The first problem is the word, “journal.” Many faculty think of a journal as something akin to a teenager’s diary, a place to record breathlessly the tumultuous emotions of early adolescence. Or perhaps the word conjures up a novelist or poet recording the daily raw material of literary art. Either way, the journal seems inappropriate for the engineer or the scientist. However, journals don’t have to be called “journals.” Alternatives include Reading Log, Learning Log, Field Notebook, Reading Response Notebook, or even “Problem Solutions.”
Journals can also have various formats, procedures and purposes. Open-ended journals are only one common type. A semi-structured or “guided” journal might have a question or problem of the week, either set up ahead of time to follow the structure of the course or posed each week at the end of a lecture or discussion. Double-entry notebooks put lecture and reading notes on one side of the page and student comments and questions on the other. A lab notebook might put empirical observations on one side and student analysis on the other. Whatever format best fits the material, the discipline, and the purposes of the course is best.

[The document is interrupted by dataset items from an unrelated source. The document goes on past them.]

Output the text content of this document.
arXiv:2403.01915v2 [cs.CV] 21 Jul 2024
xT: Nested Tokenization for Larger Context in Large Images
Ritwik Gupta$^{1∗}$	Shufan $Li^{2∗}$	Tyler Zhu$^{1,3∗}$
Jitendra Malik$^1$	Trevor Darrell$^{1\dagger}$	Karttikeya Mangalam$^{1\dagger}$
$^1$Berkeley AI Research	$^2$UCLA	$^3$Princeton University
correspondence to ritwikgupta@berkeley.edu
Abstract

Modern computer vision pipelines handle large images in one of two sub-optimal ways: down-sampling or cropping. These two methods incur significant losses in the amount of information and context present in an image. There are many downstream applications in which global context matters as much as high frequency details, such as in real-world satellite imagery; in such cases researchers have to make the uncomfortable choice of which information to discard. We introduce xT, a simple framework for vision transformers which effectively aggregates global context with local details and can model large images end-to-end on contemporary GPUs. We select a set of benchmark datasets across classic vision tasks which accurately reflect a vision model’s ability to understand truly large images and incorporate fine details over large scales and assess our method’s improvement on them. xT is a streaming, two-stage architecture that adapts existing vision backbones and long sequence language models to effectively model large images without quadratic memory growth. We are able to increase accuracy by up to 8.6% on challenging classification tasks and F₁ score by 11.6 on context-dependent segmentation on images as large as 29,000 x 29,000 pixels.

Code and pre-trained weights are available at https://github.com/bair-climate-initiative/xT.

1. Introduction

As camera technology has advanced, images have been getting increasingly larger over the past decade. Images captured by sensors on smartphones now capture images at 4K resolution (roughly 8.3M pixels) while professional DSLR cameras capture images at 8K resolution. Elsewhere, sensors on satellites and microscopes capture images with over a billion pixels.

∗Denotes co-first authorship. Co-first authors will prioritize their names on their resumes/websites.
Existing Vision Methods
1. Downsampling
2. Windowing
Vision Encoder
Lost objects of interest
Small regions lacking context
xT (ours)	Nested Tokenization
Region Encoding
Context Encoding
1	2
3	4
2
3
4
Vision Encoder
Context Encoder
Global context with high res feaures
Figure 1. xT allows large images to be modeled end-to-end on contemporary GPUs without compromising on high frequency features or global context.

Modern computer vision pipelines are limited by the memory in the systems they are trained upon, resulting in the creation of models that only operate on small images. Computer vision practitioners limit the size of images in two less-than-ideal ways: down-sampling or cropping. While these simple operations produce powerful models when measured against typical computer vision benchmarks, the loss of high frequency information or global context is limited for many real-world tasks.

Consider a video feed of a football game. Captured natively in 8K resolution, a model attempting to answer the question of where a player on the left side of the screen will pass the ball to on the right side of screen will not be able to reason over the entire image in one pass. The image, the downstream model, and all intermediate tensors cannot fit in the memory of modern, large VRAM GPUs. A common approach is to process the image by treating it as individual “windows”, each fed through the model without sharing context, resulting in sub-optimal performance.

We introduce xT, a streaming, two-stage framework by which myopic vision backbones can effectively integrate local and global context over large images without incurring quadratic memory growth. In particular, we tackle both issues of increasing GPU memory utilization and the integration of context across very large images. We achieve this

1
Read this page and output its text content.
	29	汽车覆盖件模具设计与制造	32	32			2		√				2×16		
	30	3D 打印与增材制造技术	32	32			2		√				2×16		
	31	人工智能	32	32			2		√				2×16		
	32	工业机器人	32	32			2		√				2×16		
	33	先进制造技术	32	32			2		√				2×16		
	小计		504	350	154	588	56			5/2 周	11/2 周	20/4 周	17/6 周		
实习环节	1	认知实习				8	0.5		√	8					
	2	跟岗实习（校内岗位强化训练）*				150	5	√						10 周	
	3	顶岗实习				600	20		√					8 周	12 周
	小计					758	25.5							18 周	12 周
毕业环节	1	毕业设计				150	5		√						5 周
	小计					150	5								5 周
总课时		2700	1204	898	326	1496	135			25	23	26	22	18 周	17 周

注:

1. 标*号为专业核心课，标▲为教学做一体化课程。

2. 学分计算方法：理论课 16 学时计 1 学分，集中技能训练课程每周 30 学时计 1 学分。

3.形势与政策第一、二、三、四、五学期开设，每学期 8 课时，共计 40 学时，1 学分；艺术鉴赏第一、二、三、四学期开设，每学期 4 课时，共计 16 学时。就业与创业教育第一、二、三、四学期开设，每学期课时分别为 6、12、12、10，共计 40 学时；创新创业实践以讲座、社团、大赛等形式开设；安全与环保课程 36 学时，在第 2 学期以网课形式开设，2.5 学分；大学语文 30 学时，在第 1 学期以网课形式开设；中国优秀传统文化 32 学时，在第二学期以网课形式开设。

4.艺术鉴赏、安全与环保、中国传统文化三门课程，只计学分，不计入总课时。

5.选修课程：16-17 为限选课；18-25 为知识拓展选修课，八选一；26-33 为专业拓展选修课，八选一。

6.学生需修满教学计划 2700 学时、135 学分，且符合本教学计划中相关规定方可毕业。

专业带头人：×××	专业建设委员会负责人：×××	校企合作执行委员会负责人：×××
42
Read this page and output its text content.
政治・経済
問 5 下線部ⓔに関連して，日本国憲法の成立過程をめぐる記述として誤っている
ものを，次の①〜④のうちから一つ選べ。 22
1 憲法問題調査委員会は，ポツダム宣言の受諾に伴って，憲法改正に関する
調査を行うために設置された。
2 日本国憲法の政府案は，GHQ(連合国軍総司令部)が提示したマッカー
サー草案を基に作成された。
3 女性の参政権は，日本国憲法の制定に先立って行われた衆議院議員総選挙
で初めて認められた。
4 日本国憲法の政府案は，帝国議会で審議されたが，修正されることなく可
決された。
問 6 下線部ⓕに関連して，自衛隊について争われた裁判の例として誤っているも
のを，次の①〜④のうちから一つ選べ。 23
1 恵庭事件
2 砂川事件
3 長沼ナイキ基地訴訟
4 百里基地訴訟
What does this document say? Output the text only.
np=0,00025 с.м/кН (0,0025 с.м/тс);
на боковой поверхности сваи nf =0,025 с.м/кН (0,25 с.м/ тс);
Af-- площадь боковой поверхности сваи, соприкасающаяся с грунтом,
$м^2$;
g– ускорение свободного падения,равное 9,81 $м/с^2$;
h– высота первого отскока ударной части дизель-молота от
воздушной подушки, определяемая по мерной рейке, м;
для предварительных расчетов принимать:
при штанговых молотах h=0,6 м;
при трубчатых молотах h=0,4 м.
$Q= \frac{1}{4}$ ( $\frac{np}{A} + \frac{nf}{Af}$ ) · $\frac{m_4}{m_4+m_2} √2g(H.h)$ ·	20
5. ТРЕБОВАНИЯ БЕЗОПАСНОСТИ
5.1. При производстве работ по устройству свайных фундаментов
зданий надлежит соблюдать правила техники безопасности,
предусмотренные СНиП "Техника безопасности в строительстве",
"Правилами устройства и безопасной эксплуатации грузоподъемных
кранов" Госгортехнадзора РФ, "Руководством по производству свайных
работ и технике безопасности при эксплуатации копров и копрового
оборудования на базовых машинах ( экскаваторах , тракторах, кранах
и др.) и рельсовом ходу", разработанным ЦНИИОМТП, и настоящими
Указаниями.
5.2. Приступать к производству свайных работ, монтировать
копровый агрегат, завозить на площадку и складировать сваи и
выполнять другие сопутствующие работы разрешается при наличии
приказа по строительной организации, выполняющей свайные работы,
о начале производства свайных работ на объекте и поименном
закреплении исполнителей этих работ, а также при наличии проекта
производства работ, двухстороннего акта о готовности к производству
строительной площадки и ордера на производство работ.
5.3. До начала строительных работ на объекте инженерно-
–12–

The other problem is that faculty are afraid that they will be overwhelmed with pages and pages of writing that is difficult and time-consuming to evaluate. It is true that for students to take the journal seriously, it must be read, and it must count as part of the grade. However, this does not mean that every word must be read and commented upon. One purpose, perhaps the greater purpose, is to get the student thinking on the page. Another purpose is to facilitate a dialogue between the student and the instructor, an academic correspondence in a sense, and the instructor can answer questions asked by the student and respond to speculations and ruminations. The instructor can evaluate certain aspects of the journal in terms of quantities of entries or pages, and selectively respond to the content. It is also possible to have students mark or otherwise identify which parts of the journal they would most like the instructor to read and comment on. It is important to set limits, but journals do not have to be overwhelming.
More ideas about using journals in various disciplines can be found in The Journal Book, edited by Toby Fulwiler. Another very useful book on journals and other writing assignments is Engaging Ideas: The Professor’s Guide to Integrating Writing, Critical Thinking, and Active Learning in the Classroom by John Bean.